Mais elle pointe également du doigt un véritable paradoxe. Malgré le fait que le mouvement ait infusé les esprits et les discussions, “la France a complètement raté le coche” de #MeToo, parasité notamment par le débat autour de la liberté d’importuner, regrette l’actrice.
Un manque de moyens
Adèle Haenel profite également de cette interview pour dénoncer la lenteur du gouvernement sur les questions de justice face aux agressions sexuelles.
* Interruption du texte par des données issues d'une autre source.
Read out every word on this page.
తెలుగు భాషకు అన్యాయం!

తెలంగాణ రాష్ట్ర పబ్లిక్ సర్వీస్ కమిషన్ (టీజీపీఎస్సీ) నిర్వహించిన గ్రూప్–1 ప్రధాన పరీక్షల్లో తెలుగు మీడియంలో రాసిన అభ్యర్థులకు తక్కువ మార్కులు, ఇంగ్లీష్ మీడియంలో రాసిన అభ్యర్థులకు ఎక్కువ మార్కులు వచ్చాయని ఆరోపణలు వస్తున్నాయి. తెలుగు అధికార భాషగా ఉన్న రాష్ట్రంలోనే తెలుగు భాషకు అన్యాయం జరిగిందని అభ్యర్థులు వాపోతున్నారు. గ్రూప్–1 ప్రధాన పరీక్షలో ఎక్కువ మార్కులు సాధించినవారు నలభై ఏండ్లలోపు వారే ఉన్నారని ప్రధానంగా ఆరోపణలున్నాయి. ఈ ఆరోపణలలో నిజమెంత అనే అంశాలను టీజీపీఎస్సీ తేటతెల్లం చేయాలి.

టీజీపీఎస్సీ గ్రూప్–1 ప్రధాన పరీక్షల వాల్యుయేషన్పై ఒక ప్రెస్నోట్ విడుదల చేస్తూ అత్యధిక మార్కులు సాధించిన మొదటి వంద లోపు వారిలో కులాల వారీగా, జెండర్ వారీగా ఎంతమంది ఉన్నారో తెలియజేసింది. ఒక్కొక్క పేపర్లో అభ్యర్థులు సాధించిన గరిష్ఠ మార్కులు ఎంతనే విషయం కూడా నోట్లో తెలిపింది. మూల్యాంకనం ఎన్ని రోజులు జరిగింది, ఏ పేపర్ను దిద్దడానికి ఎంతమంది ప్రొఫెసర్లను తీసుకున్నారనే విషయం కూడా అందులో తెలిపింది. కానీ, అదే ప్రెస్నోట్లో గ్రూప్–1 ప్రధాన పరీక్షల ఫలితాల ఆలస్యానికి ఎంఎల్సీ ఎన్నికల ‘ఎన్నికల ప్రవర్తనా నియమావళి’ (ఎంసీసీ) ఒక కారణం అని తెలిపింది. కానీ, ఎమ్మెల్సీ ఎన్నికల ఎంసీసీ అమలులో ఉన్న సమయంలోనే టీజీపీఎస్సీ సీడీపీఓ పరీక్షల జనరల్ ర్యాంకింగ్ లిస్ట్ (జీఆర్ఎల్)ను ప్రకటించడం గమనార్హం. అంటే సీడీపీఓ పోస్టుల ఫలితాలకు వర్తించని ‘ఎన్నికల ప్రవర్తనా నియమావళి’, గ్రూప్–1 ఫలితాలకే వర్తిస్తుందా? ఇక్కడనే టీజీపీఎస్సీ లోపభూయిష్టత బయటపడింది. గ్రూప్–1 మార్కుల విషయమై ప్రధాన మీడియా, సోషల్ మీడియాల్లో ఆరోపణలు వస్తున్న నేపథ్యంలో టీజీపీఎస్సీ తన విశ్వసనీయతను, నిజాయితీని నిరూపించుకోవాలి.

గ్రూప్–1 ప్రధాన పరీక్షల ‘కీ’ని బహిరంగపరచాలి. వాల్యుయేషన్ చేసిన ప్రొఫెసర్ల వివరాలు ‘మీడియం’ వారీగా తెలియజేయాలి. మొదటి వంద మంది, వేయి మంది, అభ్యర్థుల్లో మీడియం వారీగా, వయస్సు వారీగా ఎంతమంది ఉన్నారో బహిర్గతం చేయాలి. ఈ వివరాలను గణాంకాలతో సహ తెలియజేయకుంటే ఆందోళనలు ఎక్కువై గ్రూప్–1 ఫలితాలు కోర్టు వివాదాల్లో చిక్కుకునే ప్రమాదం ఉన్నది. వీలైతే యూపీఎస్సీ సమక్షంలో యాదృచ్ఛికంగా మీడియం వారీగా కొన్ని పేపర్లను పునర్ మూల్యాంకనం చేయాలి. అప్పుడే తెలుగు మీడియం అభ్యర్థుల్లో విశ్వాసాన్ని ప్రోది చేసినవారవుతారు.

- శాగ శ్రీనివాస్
Bien qu’Emmanuel Macron ait fait de l’égalité femmes-hommes la “grande cause du quinquennat”, “la lenteur de la réactivité du gouvernement face au phénomène #MeToo laisse penser que les pouvoirs publics tolèrent une marge de violence sur les femmes“, dénonce-t-elle.
Le cas des César
À l’approche des César, où elle est nommée dans la catégorie meilleure actrice aux côtés de sa partenaire de jeu Noémie Merlant pour Portrait de la jeune fille en feu, Adèle Haenel met en garde l’Académie qui a choisi de nommer le réalisateur accusé de viol sur mineure dans la majorité des catégories.
“Distinguer Polanski, c’est cracher au visage de toutes les victimes. Ça veut dire, ‘ce n’est pas si grave de violer des femmes’.”
Elle profite également de cette tribune pour adresser une petit pique au cinéma français et au manque de diversité dans ses représentations.
C’est cette absence de diversité qui était d’ailleurs à l’origine de la tribune parue dans Le Monde signée par 400 personnalités du cinéma, dont Céline Sciamma, la réalisatrice de Portrait de la jeune fille en feu.
“Et les hommes riches, blancs, rassurez-vous : vous possédez tous les moyens de communication“, a conclu Adèle Haenel.